Niedawno zdobyłem samicę jeża albinosa od jej poprzednich właścicieli. Nie przepadali za jeżem i nie uspołeczniali jej dobrze przez ~ 8 miesięcy, kiedy ją mieli (dostali ją w wieku ~ 1-2 miesięcy). Nie wyciągali jej dużo, nie bawili się z nią - w zasadzie pozostawała z nimi w klatce przez 99% czasu.
Więc jeż ma ~ 10 miesięcy, nie ma Nie byłam dobrze zsocjalizowana i jest wobec mnie dość agresywna.

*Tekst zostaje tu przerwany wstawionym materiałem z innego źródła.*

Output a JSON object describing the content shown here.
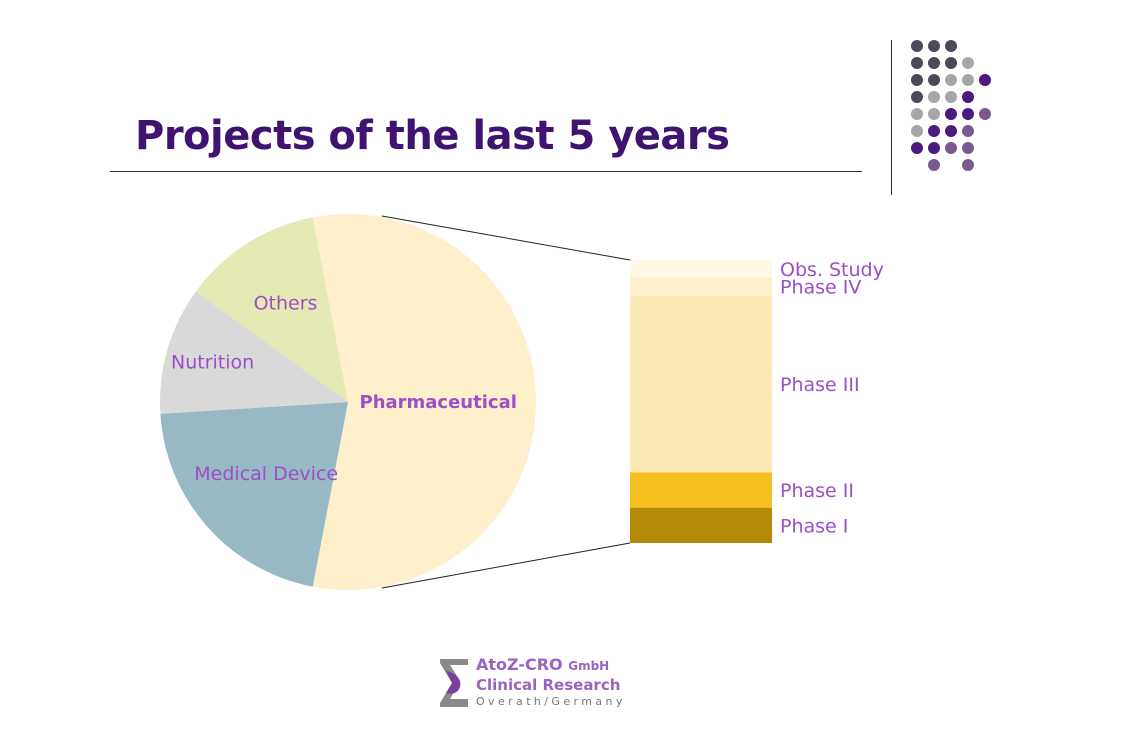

Mam ją od 2,5 tygodnia. W tym czasie zabierałem ją każdego wieczoru (po tym, jak się obudziła) i pozwalałem jej przyzwyczaić się do mojej obecności, hałasów, które robię itp. Spędza około godziny poza klatką, głównie bawiąc się swobodnie na kanapie. Przez około 20-30% czasu staram się z nią wchodzić w interakcję, podnosząc ją, próbując się nią bawić. Za każdym razem, gdy ją wyciągam, daję jej smakołyk, który lubi i chętnie zjada.
Chociaż stała się nieco mniej agresywna przez ten czas, nadal dość łatwo ją zaskakuje, nie pozwala mi w ogóle jej dotykać (chyba że podniosłem ją na siłę) i przeważnie zwija się w kłębek, kiedy ją trzymam.
Czy to normalne zachowanie? Czy mogę oczekiwać, że jeż przyzwyczai się bardziej do moich interakcji, jeśli będę nadal próbował ją uspołeczniać? W jakich ramach czasowych mogę się spodziewać zmiany zachowania?